Fransa'nın kuzeydoğusunda İsviçre, Almanya ve Luxemburg ile komşu, Vosges Dağları ile Ren nehri arasında kalan kendine has serin iklimli mikro kliması ile 170 km'lik irili ufaklı küçücük kasabaları içinde barındıran belki de dünyanın en masalsı şarap bölgesini gezdik.
Bu bölgenin en önemli özelliği ünlü 1855 Fransız apelasyon sınıflandırmasında tüm Fransa'da uygulanan bölgesel isimlendirme, üretici ve asamblanj tekniklerinin dışında kendilerine özgü şişe tasarımı, oval, büyük ölçekli (6-10 ton arası) meşe fıçılar ve monosepaj üretim ve yine Fransa'da hiç olmayan etikette üzüm isminin yer alması bu bölgenin kendine özgü tarihsel sürecinin bir mirasıdır.
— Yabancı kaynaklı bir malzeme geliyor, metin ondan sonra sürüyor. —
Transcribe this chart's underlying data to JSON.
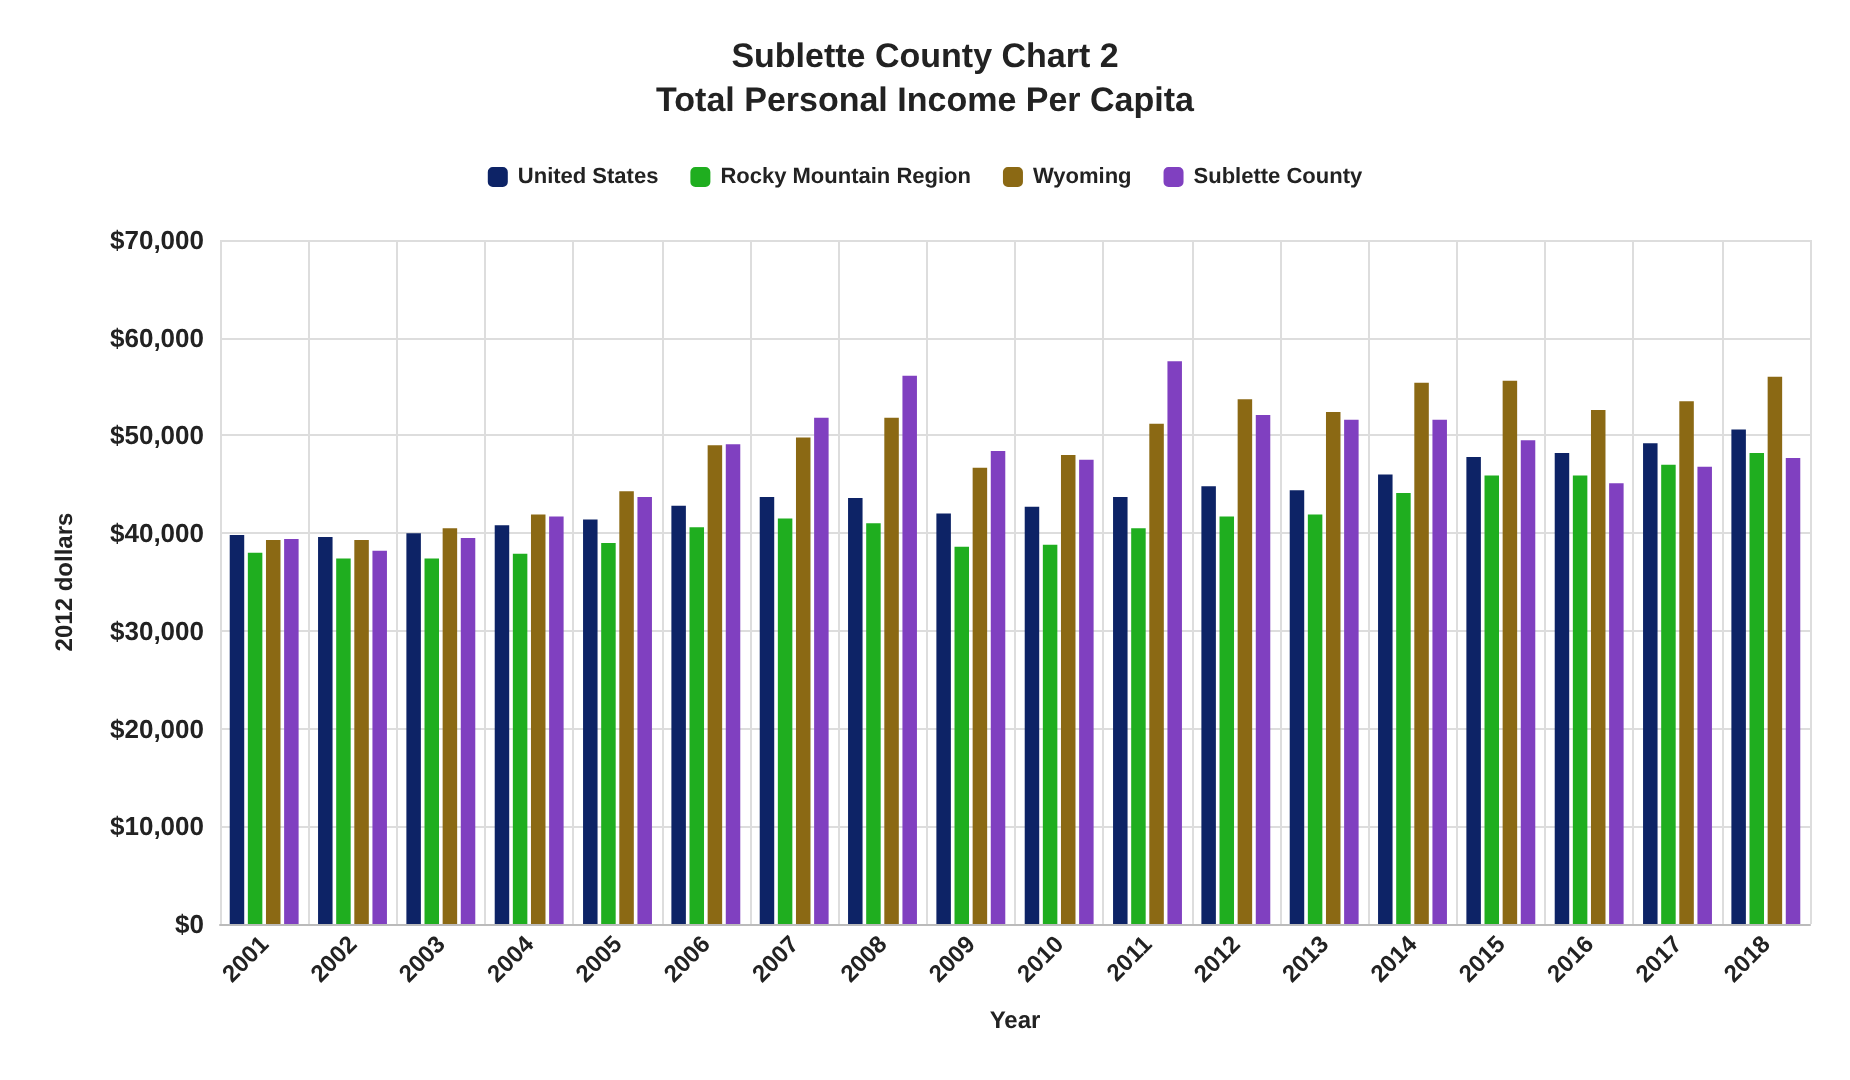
{
  "chart_data": {
    "type": "bar",
    "title": "Sublette County Chart 2\nTotal Personal Income Per Capita",
    "xlabel": "Year",
    "ylabel": "2012 dollars",
    "categories": [
      "2001",
      "2002",
      "2003",
      "2004",
      "2005",
      "2006",
      "2007",
      "2008",
      "2009",
      "2010",
      "2011",
      "2012",
      "2013",
      "2014",
      "2015",
      "2016",
      "2017",
      "2018"
    ],
    "series": [
      {
        "name": "United States",
        "color": "#0d2366",
        "values": [
          39800,
          39600,
          40000,
          40800,
          41400,
          42800,
          43700,
          43600,
          42000,
          42700,
          43700,
          44800,
          44400,
          46000,
          47800,
          48200,
          49200,
          50600
        ]
      },
      {
        "name": "Rocky Mountain Region",
        "color": "#1fae1f",
        "values": [
          38000,
          37400,
          37400,
          37900,
          39000,
          40600,
          41500,
          41000,
          38600,
          38800,
          40500,
          41700,
          41900,
          44100,
          45900,
          45900,
          47000,
          48200
        ]
      },
      {
        "name": "Wyoming",
        "color": "#8b6914",
        "values": [
          39300,
          39300,
          40500,
          41900,
          44300,
          49000,
          49800,
          51800,
          46700,
          48000,
          51200,
          53700,
          52400,
          55400,
          55600,
          52600,
          53500,
          56000
        ]
      },
      {
        "name": "Sublette County",
        "color": "#8040c0",
        "values": [
          39400,
          38200,
          39500,
          41700,
          43700,
          49100,
          51800,
          56100,
          48400,
          47500,
          57600,
          52100,
          51600,
          51600,
          49500,
          45100,
          46800,
          47700
        ]
      }
    ],
    "ylim": [
      0,
      70000
    ],
    "yticks": [
      {
        "value": 0,
        "label": "$0"
      },
      {
        "value": 10000,
        "label": "$10,000"
      },
      {
        "value": 20000,
        "label": "$20,000"
      },
      {
        "value": 30000,
        "label": "$30,000"
      },
      {
        "value": 40000,
        "label": "$40,000"
      },
      {
        "value": 50000,
        "label": "$50,000"
      },
      {
        "value": 60000,
        "label": "$60,000"
      },
      {
        "value": 70000,
        "label": "$70,000"
      }
    ],
    "grid": true,
    "legend": "top"
  }
}
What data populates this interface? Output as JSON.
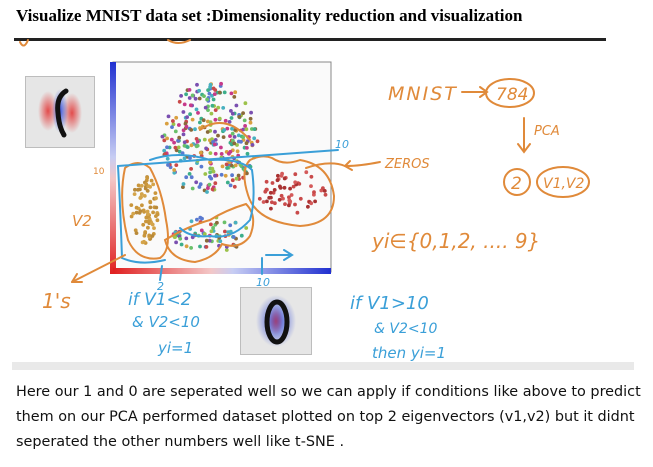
{
  "title": "Visualize MNIST data set :Dimensionality reduction and visualization",
  "caption": "Here our 1 and 0 are seperated well so we can apply if conditions like above to predict them on our PCA performed dataset plotted on top 2 eigenvectors (v1,v2) but it didnt seperated the other numbers well like t-SNE .",
  "annotations": {
    "mnist": "MNIST",
    "dim784": "784",
    "pca": "PCA",
    "two": "2",
    "v1v2": "V1,V2",
    "zeros": "ZEROS",
    "yi_set": "yi∈{0,1,2, .... 9}",
    "v2_axis": "V2",
    "ones": "1's",
    "tick10_top": "10",
    "tick10_bottom": "10",
    "tick2": "2",
    "tick10_left": "10",
    "rule1_line1": "if V1<2",
    "rule1_line2": "& V2<10",
    "rule1_line3": "yi=1",
    "rule2_line1": "if V1>10",
    "rule2_line2": "& V2<10",
    "rule2_line3": "then yi=1"
  },
  "icons": [
    "digit-zero-heatmap-icon",
    "digit-zero-heatmap-icon-bottom"
  ],
  "colors": {
    "ink_orange": "#e08a3a",
    "ink_blue": "#3a9fd8",
    "axis_red": "#e02020",
    "axis_blue": "#2030d0"
  }
}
Fransa'nın en büyük şarap ihracatı yaptığı bölgelerin başında gelen Alsace'da dördü asil olmak üzere 7 çeşit beyaz üzümden şarap üretilir.
İlk dördü çok daha güçlü, aromatik ve dengeli şaraplar veren daha soylu üzüm türleridir.
Bu serin iklimli bölgede biraz zorlama da olsa Pinot Noir üzümünden yapılan iddiasız şirin kırmızı sofra şarapları da üretilmektedir.
Şarap isimlendirme hiyerarşisinin çok katı olduğu Fransa'da dünyanın en büyük ve en ünlü köpüklü şaraplarının üretildiği Champagne Bölgesi'nin komşusu olan Alsace, benzeri ve yakın mikro kliması ile çok daha ekonomik ve kolay ulaşılabilen Cremant D'alsace' ların cennetidir. Bu şirin baloncukların uçuştuğu şaraplar flüt kadehlerde çok büyük sürprizler yaratabiliyor.
Munster peynirinin eşsiz eşlikçisi Pinot Gris, dömisekten tatlıya uzanan yelpazesi ile aslında bir Tokai şarabıdır. Macarların Tokai isminin dünyada kullanımını yasaklamaları sebebiyle Alsace'da bundan payını almıştır. Hala restaurantlardaki menülerde Pinot Gris (Tokai) yazar.
Yine gül, katran ve baharat kokulu dünyanın en özel aromatik beyaz şaraplarını veren Gewurztraminer üzümü Almanya'dan çok farklı bir kimliğe bürünür Alsace'da...
Yine en sek ve diri Riesling'leri burada bulursunuz.
Orada tattığım Muscat üzümünden yapılmış şarabın asiditesi beni çok heyecanlandırmıştı.
Beyaz şarapların cennet diyarı Alsace'da şarap kadehlerinin ilginçliğinden de bahsetmeden geçemeyeceğim.
Kendilerine özgü stilleri ile minik ve şirin kadehler o bölgenin masalsılığını hatırlatırcasına Alsace yeşiline isim vermişler.
Bira üretiminin de yaygın olduğu Alsace Bölgesi, çok fazla turistik olmamasına rağmen yüksek gelir seviyesi ve gurme turizminin merkezlerinden biri olarak çok sayıda lüks ve Michelin'li restaurantları bünyesinde barındırmaktadır.
1. Dünya Savaşı'nın sonunda Fransa egemenliğine geçinceye kadar sayısız kez Almanya ve Fransa arasında savaşlar sonucu işgal edilmiş bu bölgede, rehberimiz aracılığı ile yapmış olduğumuz sohbetlerde, bölge insanının ''Siz kendinizi nereli hissediyorsunuz?'' sorusuna vermiş oldukları yanıt ilginçti; ''Biz Alsace'lıyız''!!!